Kinshasa, 18 novembre 2023.- Dans une déclaration publique rendue ce samedi, le candidat de l’opposition à la présidence de la République, Constant Mutamba, révèle qu’aucune disposition sécuritaire prévue par la loi n’a été prise en faveur des candidats présidentiels jusqu’à la veille de la campagne électorale.
Selon la loi électorale, chaque candidat à la présidence de la République a droit à une protection égale, comprenant notamment une garde de vingt-cinq policiers dont les frais sont pris en charge par le trésor public. Cependant, Constant Mutamba dénonce une violation flagrante de cette disposition et déplore le manque d’application de cette mesure dès la publication de la liste définitive des candidats.
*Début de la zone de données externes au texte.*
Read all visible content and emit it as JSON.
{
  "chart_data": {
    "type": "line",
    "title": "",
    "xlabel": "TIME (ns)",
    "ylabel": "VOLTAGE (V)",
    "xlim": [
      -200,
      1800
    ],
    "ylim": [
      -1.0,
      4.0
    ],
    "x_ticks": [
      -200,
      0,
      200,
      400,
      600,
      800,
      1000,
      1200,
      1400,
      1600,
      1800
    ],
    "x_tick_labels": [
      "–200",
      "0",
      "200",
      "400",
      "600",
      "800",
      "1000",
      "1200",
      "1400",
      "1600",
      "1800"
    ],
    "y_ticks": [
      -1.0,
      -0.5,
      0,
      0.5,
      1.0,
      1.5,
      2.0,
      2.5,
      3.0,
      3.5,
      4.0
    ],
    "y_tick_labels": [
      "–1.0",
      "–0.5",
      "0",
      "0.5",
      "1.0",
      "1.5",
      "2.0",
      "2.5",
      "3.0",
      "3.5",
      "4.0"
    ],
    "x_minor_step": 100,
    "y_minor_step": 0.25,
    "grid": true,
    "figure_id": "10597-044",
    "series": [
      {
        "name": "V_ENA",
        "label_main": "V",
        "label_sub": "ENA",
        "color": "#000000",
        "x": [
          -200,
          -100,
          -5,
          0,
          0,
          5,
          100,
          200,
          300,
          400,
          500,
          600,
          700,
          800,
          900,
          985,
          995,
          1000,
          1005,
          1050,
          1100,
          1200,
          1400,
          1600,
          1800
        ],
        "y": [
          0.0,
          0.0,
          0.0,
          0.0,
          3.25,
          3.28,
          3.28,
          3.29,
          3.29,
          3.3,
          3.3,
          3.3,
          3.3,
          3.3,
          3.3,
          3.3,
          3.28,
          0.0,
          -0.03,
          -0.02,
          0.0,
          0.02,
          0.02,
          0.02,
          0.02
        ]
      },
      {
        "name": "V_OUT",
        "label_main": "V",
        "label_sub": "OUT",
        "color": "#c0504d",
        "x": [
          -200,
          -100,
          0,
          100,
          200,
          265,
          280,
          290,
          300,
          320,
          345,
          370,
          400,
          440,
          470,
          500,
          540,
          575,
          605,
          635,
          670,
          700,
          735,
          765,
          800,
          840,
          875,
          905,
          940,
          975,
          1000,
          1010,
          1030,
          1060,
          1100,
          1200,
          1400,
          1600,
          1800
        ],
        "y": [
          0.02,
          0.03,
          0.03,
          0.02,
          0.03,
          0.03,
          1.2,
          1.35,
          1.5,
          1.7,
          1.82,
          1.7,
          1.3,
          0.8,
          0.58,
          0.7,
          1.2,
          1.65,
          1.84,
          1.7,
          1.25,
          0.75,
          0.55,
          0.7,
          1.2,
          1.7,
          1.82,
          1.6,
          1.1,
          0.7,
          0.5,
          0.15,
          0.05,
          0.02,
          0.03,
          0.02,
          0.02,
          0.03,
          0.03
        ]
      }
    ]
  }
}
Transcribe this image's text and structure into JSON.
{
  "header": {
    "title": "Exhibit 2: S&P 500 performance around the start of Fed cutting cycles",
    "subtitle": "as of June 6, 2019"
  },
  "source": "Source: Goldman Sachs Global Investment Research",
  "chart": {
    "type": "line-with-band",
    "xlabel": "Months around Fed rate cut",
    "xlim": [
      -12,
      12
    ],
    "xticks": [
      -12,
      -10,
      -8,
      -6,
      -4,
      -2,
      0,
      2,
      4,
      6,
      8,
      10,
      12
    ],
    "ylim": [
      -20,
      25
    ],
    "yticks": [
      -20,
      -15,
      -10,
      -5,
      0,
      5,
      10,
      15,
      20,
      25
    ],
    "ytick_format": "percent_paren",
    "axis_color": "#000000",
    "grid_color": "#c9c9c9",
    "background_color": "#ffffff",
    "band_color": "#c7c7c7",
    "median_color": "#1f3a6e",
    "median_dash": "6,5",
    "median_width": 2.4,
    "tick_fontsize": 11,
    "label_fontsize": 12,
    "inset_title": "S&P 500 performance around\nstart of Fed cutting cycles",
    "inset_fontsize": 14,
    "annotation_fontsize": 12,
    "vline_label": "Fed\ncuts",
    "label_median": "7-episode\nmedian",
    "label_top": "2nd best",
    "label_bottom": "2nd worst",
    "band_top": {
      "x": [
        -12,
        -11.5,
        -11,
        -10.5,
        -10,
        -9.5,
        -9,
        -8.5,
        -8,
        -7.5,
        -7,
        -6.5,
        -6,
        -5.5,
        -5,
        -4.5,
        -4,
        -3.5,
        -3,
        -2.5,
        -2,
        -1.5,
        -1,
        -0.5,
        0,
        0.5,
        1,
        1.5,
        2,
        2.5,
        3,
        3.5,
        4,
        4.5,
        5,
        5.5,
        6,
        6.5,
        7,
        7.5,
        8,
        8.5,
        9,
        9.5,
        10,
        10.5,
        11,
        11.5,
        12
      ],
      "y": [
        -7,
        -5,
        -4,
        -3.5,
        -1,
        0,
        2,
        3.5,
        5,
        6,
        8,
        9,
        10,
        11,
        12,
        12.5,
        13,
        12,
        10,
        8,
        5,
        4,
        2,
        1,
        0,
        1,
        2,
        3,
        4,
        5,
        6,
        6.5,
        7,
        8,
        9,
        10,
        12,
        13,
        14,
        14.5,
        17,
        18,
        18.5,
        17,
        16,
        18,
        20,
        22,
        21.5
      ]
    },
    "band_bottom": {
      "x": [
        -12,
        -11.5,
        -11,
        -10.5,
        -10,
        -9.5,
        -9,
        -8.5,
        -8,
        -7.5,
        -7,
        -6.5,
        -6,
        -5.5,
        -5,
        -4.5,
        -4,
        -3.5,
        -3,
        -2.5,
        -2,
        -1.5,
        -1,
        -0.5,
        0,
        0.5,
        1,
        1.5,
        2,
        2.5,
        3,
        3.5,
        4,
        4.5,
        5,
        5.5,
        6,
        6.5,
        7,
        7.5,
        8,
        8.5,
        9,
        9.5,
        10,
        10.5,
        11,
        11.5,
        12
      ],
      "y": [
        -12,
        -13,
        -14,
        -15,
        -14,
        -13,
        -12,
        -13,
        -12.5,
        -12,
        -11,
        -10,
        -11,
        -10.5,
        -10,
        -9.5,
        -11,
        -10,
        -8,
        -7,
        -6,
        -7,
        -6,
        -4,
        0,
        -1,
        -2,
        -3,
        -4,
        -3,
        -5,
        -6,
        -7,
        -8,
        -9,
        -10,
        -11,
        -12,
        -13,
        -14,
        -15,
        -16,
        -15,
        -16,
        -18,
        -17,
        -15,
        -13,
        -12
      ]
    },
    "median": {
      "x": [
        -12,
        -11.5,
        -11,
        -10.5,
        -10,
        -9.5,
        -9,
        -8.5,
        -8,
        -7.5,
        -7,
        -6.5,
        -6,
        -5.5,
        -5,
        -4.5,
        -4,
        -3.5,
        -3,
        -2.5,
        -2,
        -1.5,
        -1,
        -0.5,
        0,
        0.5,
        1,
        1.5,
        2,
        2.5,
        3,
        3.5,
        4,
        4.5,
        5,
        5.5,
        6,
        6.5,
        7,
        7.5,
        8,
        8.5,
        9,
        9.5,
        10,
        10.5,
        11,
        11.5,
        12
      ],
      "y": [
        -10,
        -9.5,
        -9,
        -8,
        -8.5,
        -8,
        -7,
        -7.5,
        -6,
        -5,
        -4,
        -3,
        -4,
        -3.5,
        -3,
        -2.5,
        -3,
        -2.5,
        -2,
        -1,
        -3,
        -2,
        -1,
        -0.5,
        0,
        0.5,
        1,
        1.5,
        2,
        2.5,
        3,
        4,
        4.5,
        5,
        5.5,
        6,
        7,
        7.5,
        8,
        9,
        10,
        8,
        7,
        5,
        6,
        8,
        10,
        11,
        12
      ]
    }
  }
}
Pour le candidat, le non-respect de cette exigence par le gouvernement soulève des soupçons de complot contre la loi électorale, la République et les candidats à l’élection présidentielle. Il estime que cette négligence politique pourrait avoir de graves conséquences, non seulement pour les personnalités politiques concernées, mais aussi pour les pouvoirs publics.
Il est important de souligner que lors de la réunion entre la Commission électorale nationale indépendante (CENI) et les candidats à la présidence de la République, Théodore Ngoyi avait également soulevé cette préoccupation auprès du président de la République, Félix Tshisekedi. Ce dernier avait indiqué que cette question relevait de la compétence de son ministre de l’Intérieur.
Cette révélation de Mutamba met en lumière une situation préoccupante concernant la sécurité des candidats à la présidence de la République. Il est essentiel que les autorités compétentes prennent des mesures immédiates pour garantir l’égalité de protection et la sécurité de tous les candidats pendant la campagne électorale, conformément à la loi électorale en vigueur.